Are the most important part of the movie, the action scenes, good? They're okay but nothing memorable.

What can you say about a movie in which a dancing girl with 4 breasts is its most memorable scene? The movie does have nudity: every women appears nude throughout, and there is some brief male nudity during an unimpressive orgy of sorts. The abundance of female nudity solidly keeps this movie in the R-rated category.

The music is a complete rip-off of many other scores, including Jerry Goldsmith's STAR TREK: THE MOTION PICTURE (1979)!

It was shot in Argentina.

I have the VHS and HD versions of this.

A sleepy 4 out of 10 (the dance sequence is a 10 out of 10 though).


The predictable climax between Kain and Kief (Anthony De Longis), captain to Zeg. The sets look like, well, cheap looking sets. De Longis is the only beefcake in the movie.


The movie's stand-out scene: dancer (Cecilia Narova) entertains the grungy cast of characters. What's a PEPLUM movie without a dance sequence, 4 breasts or not? Side note: this scene was re-used in MARQUIS DE SADE (1996). (I edited photo).

Lobby Cards Set: SLAVES OF BABYLON

Original US lobby cards set of SLAVES OF BABYLON (1953) starring Richard Conte and Linda Christian. This set is actually very good. Has almost all the best scenes from the movie. The problem is not many people have seen this so it's sorta meaningless to them but since I like this movie, it's a solid set. This includes a photo of Julie Newmar's excellent dance seen. 


Tuesday, March 24, 2020

By the Gods!

 Gordon Scott as Mucius in COLOSSUS OF ROME (1964; aka Hero of Rome)

Directed by Giorgio Ferroni, this PEPLUM is very solid. It's a quasi-serious movie in that it's based on an actual person, Gaius Mucius. In fact, after the opening credits, we see text setting up the story and how the movie is dedicated to this 'colossus' of Rome. But many people find historically correct movies boring and therefore this was made into an action-packed adventure, and it takes major liberties with many aspects of the real history of Mucius. In one scene, below, Gordon Scott is seen lifting up big tree trunks which would have been way too heavy for an ordinary man to lift.
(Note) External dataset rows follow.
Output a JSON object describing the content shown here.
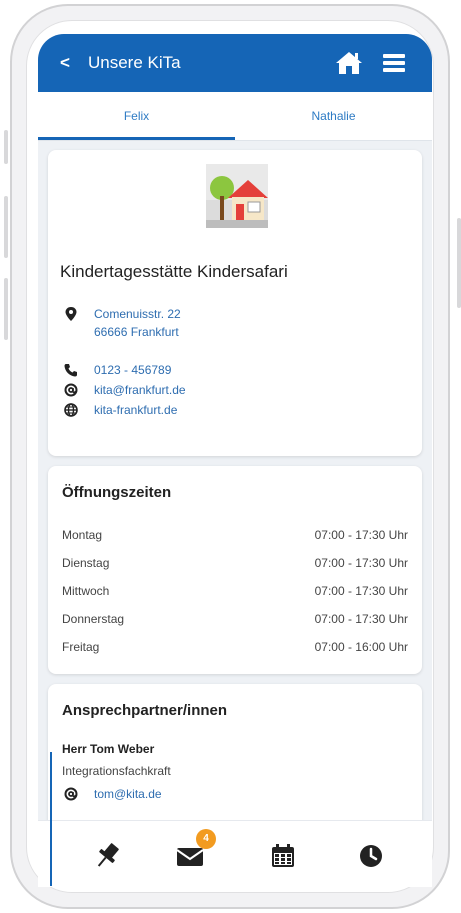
{
  "header": {
    "back_glyph": "<",
    "title": "Unsere KiTa",
    "home_icon": "home-icon",
    "menu_icon": "menu-icon"
  },
  "tabs": [
    {
      "label": "Felix",
      "active": true
    },
    {
      "label": "Nathalie",
      "active": false
    }
  ],
  "kita": {
    "logo": "kita-house-logo",
    "name": "Kindertagesstätte Kindersafari",
    "street": "Comenuisstr. 22",
    "city": "66666 Frankfurt",
    "phone": "0123 - 456789",
    "email": "kita@frankfurt.de",
    "website": "kita-frankfurt.de"
  },
  "opening_hours": {
    "title": "Öffnungszeiten",
    "rows": [
      {
        "day": "Montag",
        "time": "07:00 - 17:30 Uhr"
      },
      {
        "day": "Dienstag",
        "time": "07:00 - 17:30 Uhr"
      },
      {
        "day": "Mittwoch",
        "time": "07:00 - 17:30 Uhr"
      },
      {
        "day": "Donnerstag",
        "time": "07:00 - 17:30 Uhr"
      },
      {
        "day": "Freitag",
        "time": "07:00 - 16:00 Uhr"
      }
    ]
  },
  "contacts": {
    "title": "Ansprechpartner/innen",
    "person": {
      "name": "Herr Tom Weber",
      "role": "Integrationsfachkraft",
      "email": "tom@kita.de"
    }
  },
  "bottom_nav": {
    "items": [
      "pin-icon",
      "mail-icon",
      "calendar-icon",
      "clock-icon"
    ],
    "mail_badge": "4"
  },
  "colors": {
    "primary": "#1565b6",
    "link": "#2e6db0",
    "badge": "#f29b20",
    "background": "#eef1f5"
  }
}
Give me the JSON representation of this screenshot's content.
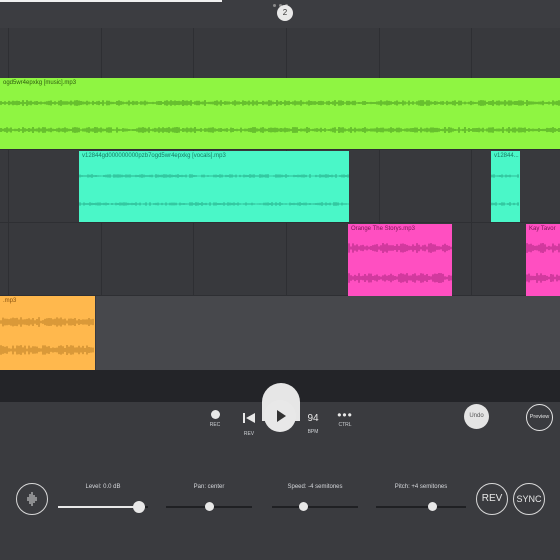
{
  "header": {
    "knob_label": "2"
  },
  "clips": {
    "green": {
      "name": "ogd5wr4epxkg [music].mp3",
      "color": "#8ff542"
    },
    "teal1": {
      "name": "v12844gd000000000pzb7ogd5wr4epxkg [vocals].mp3",
      "color": "#4af7c8"
    },
    "teal2": {
      "name": "v12844...",
      "color": "#4af7c8"
    },
    "pink1": {
      "name": "Orange The Storys.mp3",
      "color": "#ff4fc1"
    },
    "pink2": {
      "name": "Kay Tavor",
      "color": "#ff4fc1"
    },
    "orange": {
      "name": ".mp3",
      "color": "#ffb84d"
    }
  },
  "transport": {
    "rec_label": "REC",
    "rev_label": "REV",
    "bpm_value": "94",
    "bpm_label": "BPM",
    "ctrl_label": "CTRL",
    "undo_label": "Undo",
    "preview_label": "Preview"
  },
  "mixer": {
    "level": {
      "label": "Level: 0.0 dB",
      "fraction": 0.9
    },
    "pan": {
      "label": "Pan: center",
      "fraction": 0.5
    },
    "speed": {
      "label": "Speed: -4 semitones",
      "fraction": 0.37
    },
    "pitch": {
      "label": "Pitch: +4 semitones",
      "fraction": 0.63
    },
    "rev_button": "REV",
    "sync_button": "SYNC"
  }
}
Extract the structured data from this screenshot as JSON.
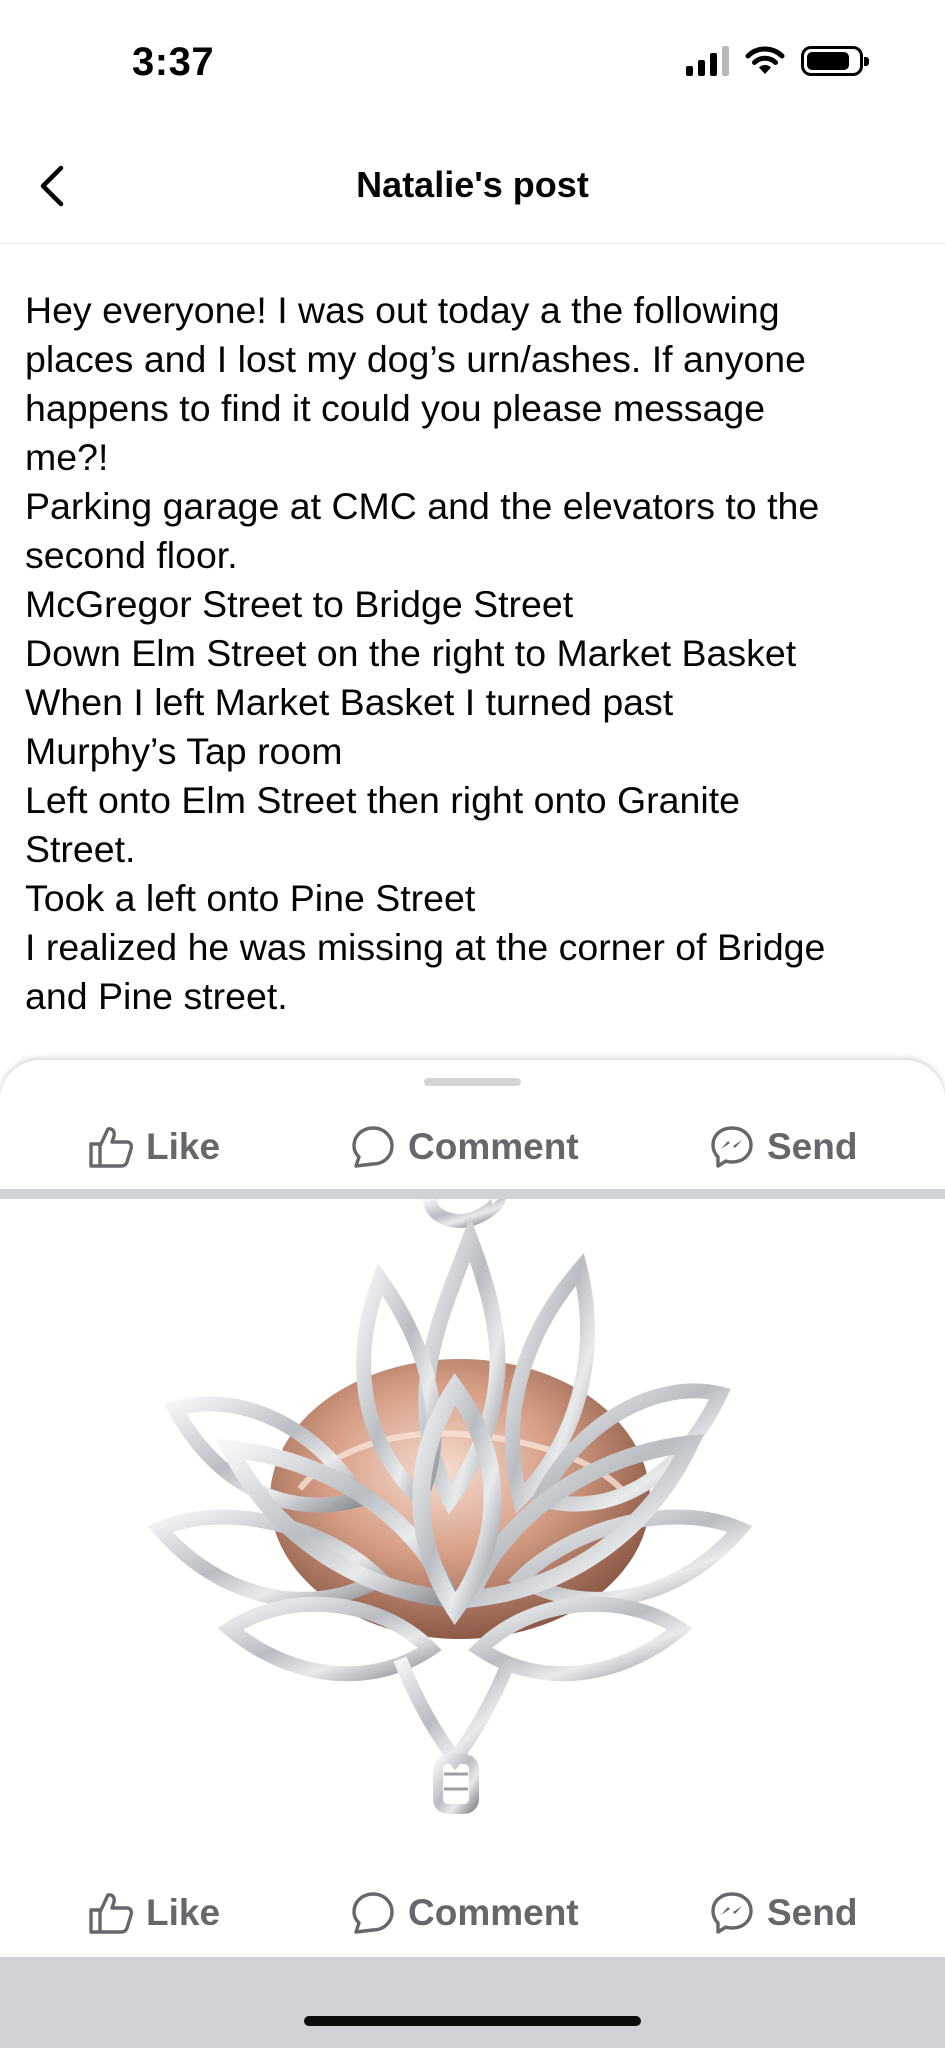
{
  "status_bar": {
    "time": "3:37"
  },
  "header": {
    "title": "Natalie's post"
  },
  "post": {
    "lines": [
      "Hey everyone! I was out today a the following",
      "places and I lost my dog’s urn/ashes. If anyone",
      "happens to find it could you please message",
      "me?!",
      "Parking garage at CMC and the elevators to the",
      "second floor.",
      "McGregor Street to Bridge Street",
      "Down Elm Street on the right to Market Basket",
      "When I left Market Basket I turned past",
      "Murphy’s Tap room",
      "Left onto Elm Street then right onto Granite",
      "Street.",
      "Took a left onto Pine Street",
      "I realized he was missing at the corner of Bridge",
      "and Pine street."
    ]
  },
  "actions": {
    "like_label": "Like",
    "comment_label": "Comment",
    "send_label": "Send"
  },
  "photo": {
    "subject": "lotus-flower-urn-pendant",
    "colors": {
      "metal": "#c9cbcf",
      "rose_gold": "#d9a48e"
    }
  },
  "colors": {
    "action_gray": "#65676b",
    "divider": "#cfd2d6",
    "bottom_bar": "#d0d1d5"
  }
}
But these 'Feats of strength' scenes were expected in order to sell PEPLUM movies and this one was no exception. Mucius wasn't Hercules but audiences back then (and today) wanted to see such scenes. Incorporating such 'Feats of strength' in 'serious' PEPLUM movies make them less serious. I still like it and understand, and enjoy, such scenes (I've tons of compilations of such moments) but in this case, was it really needed? Couldn't Mucius just get 5 or 6 guys to let the tree with him?

Of course, Gordon Scott is impressive in this and one could somewhat believe that someone with his physique could achieve such a feat.